French President Emmanuel Macron on Thursday lauded India’s digital transformation and its pioneering role in technology governance, describing it as a global benchmark, during his keynote address at the India AI Impact Summit 2026 held at Bharat Mandapam in New Delhi.
Opening his speech with a warm “Namaste,” Macron thanked Prime Minister Narendra Modi for hosting the summit and said he was pleased to return to India after his 2024 state visit. He framed his address around a compelling story to illustrate India’s progress in digital inclusion.
“Ten years ago, a street vendor in Mumbai could not open a bank account – no address, no papers, no access. Today, the same vendor accepts payments instantly on his phone from anyone in the country,” Macron said. “That is not just a tech story; it is a civilisation story.”
Highlighting the scale of India’s digital public infrastructure, the French President said India has achieved what no other country has. “India built something that no other country in the world has built – a digital identity for 1.4 billion people, a payment system processing 20 billion transactions every month, and a health infrastructure that has issued 500 million digital health IDs,” he said, referring to the India Stack framework.
Macron noted that such achievements demonstrate how technology can drive financial inclusion and empower citizens at scale. He added that the summit marks the beginning of a period of rapid technological acceleration, particularly in artificial intelligence.

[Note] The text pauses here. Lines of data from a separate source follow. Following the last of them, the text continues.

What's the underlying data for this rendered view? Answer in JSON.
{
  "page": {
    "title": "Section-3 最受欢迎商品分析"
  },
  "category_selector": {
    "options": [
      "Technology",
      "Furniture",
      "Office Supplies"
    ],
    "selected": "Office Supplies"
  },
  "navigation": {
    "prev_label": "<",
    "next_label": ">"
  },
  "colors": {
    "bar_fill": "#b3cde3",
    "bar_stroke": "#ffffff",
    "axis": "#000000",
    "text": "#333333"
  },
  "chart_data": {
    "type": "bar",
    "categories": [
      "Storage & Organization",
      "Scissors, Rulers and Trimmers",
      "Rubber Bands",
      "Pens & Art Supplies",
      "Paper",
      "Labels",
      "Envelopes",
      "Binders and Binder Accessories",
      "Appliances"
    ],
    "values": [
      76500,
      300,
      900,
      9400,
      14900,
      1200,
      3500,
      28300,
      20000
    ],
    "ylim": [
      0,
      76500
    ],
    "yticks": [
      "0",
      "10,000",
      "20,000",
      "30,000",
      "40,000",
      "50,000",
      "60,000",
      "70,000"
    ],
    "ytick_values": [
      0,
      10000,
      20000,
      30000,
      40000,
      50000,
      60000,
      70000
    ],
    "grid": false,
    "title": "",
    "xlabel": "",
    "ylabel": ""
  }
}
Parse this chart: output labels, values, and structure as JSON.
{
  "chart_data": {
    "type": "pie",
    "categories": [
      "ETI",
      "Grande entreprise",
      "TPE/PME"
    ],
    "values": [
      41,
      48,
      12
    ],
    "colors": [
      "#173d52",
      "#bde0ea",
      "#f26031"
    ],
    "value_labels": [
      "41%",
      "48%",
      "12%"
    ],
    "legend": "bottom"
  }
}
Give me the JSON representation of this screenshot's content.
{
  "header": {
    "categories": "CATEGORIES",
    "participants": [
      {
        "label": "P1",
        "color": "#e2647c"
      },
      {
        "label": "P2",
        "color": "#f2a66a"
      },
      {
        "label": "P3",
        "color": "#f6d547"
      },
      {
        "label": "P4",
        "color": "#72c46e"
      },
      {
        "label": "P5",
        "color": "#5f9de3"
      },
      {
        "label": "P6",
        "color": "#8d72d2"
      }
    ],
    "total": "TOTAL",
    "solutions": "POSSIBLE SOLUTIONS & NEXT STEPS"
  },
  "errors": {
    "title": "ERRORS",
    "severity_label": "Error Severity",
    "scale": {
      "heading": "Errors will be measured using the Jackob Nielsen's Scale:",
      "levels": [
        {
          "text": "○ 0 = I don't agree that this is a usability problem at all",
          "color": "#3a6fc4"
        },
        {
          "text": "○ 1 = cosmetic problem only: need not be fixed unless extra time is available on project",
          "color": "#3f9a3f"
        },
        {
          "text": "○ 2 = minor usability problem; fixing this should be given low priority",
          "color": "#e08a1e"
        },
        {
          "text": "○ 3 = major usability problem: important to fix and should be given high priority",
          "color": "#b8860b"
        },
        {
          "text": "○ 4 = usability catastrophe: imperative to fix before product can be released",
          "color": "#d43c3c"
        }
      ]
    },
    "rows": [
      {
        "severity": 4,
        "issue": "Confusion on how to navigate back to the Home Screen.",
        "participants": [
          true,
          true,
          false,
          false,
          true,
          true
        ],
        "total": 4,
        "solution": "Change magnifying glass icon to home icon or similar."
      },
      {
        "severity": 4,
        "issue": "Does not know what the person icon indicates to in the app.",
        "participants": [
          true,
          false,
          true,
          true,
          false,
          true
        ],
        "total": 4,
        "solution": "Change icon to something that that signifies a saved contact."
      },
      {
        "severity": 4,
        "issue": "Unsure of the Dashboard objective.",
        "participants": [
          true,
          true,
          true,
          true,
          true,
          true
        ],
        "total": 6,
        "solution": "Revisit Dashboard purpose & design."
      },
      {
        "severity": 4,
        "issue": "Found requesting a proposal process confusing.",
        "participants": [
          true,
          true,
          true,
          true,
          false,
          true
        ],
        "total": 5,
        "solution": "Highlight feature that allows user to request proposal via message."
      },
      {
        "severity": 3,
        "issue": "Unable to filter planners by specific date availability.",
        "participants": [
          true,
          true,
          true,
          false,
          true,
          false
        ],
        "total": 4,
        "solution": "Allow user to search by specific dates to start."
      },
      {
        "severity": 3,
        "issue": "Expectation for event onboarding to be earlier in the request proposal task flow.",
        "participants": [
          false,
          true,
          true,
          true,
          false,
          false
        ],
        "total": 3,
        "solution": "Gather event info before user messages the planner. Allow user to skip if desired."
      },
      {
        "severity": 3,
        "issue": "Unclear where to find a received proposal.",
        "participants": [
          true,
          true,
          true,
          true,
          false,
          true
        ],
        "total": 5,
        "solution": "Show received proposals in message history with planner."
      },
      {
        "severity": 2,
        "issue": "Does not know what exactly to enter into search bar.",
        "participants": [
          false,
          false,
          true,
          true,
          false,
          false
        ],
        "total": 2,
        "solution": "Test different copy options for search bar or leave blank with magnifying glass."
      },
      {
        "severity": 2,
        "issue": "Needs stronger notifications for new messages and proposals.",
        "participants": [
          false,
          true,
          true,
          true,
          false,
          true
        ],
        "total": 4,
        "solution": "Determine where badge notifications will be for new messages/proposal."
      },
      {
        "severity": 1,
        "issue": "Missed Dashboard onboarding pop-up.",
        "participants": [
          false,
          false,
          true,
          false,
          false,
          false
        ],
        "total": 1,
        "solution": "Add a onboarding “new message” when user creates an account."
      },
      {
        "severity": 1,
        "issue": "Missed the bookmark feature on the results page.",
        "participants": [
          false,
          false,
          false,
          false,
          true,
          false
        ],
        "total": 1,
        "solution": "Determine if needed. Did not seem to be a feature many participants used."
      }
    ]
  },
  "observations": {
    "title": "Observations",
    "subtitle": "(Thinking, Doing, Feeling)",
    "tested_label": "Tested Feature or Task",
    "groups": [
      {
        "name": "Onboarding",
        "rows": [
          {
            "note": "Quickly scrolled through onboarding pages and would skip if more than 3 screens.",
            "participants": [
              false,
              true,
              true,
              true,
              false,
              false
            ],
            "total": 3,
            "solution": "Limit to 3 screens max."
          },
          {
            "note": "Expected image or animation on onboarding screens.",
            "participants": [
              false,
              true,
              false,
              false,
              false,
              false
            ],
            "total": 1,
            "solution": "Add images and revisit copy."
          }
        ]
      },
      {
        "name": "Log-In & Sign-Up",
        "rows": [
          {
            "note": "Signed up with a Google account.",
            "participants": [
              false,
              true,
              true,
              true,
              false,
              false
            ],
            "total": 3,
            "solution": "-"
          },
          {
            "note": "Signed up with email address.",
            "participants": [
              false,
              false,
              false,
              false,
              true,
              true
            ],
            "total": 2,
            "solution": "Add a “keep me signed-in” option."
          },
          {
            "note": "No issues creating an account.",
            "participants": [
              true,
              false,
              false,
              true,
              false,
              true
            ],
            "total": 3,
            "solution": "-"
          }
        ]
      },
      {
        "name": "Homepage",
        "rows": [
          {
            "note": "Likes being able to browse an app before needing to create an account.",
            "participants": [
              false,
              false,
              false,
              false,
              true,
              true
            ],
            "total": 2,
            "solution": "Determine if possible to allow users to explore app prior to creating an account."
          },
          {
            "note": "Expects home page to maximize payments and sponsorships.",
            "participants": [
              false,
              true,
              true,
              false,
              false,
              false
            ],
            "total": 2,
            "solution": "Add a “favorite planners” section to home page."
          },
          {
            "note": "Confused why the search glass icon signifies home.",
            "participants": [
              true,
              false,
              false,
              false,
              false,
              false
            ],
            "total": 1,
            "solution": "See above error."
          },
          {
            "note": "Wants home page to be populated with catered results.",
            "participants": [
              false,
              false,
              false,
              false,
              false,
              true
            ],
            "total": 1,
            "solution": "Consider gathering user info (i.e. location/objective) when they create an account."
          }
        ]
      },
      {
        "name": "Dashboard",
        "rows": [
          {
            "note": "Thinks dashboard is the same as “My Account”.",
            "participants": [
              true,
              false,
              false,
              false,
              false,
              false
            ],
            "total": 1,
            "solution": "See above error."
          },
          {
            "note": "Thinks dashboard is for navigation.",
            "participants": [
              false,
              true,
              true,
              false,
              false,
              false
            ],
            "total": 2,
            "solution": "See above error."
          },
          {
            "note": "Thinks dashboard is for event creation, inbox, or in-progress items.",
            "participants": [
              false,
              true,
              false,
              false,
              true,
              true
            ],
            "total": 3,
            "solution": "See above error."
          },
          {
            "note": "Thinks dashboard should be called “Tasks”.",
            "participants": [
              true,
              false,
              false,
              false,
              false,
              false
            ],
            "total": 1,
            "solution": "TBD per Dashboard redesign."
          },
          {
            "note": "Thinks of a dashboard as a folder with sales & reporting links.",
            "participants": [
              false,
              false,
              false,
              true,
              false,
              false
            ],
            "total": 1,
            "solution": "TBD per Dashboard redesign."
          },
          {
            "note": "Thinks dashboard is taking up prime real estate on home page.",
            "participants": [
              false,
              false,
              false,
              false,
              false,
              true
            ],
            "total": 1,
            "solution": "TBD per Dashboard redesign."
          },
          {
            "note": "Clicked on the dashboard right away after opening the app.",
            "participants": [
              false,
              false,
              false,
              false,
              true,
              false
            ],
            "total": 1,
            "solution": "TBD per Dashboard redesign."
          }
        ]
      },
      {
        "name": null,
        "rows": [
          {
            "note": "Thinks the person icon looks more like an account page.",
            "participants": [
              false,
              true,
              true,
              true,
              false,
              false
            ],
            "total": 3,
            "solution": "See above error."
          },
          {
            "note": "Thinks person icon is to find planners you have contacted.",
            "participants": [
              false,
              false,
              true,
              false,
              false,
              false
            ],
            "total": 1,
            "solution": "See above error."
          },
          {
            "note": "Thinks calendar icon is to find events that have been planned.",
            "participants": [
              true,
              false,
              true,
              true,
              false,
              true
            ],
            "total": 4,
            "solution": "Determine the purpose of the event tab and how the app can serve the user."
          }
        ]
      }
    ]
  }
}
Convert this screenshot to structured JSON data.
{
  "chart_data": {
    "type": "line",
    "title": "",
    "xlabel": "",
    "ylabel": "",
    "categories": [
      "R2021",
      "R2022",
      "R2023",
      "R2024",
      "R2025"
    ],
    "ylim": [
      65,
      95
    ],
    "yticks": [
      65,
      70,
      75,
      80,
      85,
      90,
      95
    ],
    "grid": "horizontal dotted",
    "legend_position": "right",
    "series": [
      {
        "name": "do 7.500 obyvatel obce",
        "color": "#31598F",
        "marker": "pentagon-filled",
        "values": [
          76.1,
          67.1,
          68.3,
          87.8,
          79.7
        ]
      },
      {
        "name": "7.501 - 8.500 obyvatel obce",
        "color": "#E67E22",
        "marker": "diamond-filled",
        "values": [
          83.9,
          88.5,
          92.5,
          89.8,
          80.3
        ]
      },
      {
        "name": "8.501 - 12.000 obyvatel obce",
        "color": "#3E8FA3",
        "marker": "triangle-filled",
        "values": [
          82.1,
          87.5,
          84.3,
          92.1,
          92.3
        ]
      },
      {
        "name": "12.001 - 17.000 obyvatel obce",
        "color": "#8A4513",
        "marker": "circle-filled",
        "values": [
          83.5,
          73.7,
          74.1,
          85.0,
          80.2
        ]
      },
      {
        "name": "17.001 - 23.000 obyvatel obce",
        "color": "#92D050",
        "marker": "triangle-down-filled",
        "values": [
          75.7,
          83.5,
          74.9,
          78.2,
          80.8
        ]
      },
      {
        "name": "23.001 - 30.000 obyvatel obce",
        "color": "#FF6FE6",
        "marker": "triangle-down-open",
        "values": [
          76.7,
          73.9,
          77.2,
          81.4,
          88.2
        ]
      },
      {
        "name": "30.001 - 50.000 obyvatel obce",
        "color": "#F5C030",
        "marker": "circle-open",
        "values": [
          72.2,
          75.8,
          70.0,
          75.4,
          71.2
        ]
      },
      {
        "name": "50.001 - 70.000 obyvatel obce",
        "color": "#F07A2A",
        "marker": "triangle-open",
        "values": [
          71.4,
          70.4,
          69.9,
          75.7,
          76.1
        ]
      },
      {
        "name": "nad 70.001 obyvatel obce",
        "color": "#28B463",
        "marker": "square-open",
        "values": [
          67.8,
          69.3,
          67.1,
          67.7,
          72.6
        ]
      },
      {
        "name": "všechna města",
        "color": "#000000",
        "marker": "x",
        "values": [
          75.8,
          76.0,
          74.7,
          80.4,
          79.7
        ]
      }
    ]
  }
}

Reflecting on global developments in AI, Macron observed that the technology has increasingly become a field of strategic competition. “AI, GPUs and chips are now directly linked to geopolitical and macroeconomic realities,” he said, acknowledging both the opportunities and risks associated with this transformation.
Recalling the AI Action Summit co-hosted by India and France in Paris last year, Macron said both nations had articulated a shared vision of AI as a force for good. “Artificial Intelligence must enable humanity to innovate faster and transform healthcare, energy, mobility, agriculture and public services for the benefit of mankind,” he said. “Both of us believe in this revolution.”
He praised India’s sovereign approach to AI development, including its focus on small, task-specific language models designed to run on smartphones and the deployment of 38,000 government-funded GPUs at affordable rates to support startups. Such measures, he said, reflect a deliberate strategy to foster innovation while maintaining strategic autonomy.
Returning to the story of the Mumbai street vendor, Macron said India had already disproved skeptics who once claimed that 1.4 billion people could not be brought into the digital economy. “Today, some say AI is a game only the biggest can play,” he said. “India, France, Europe and our partners may have a different way.”
“The future of AI will be built by those who combine innovation and responsibility, technology with humanity, and India and France will help to shape this future together,” said Macron.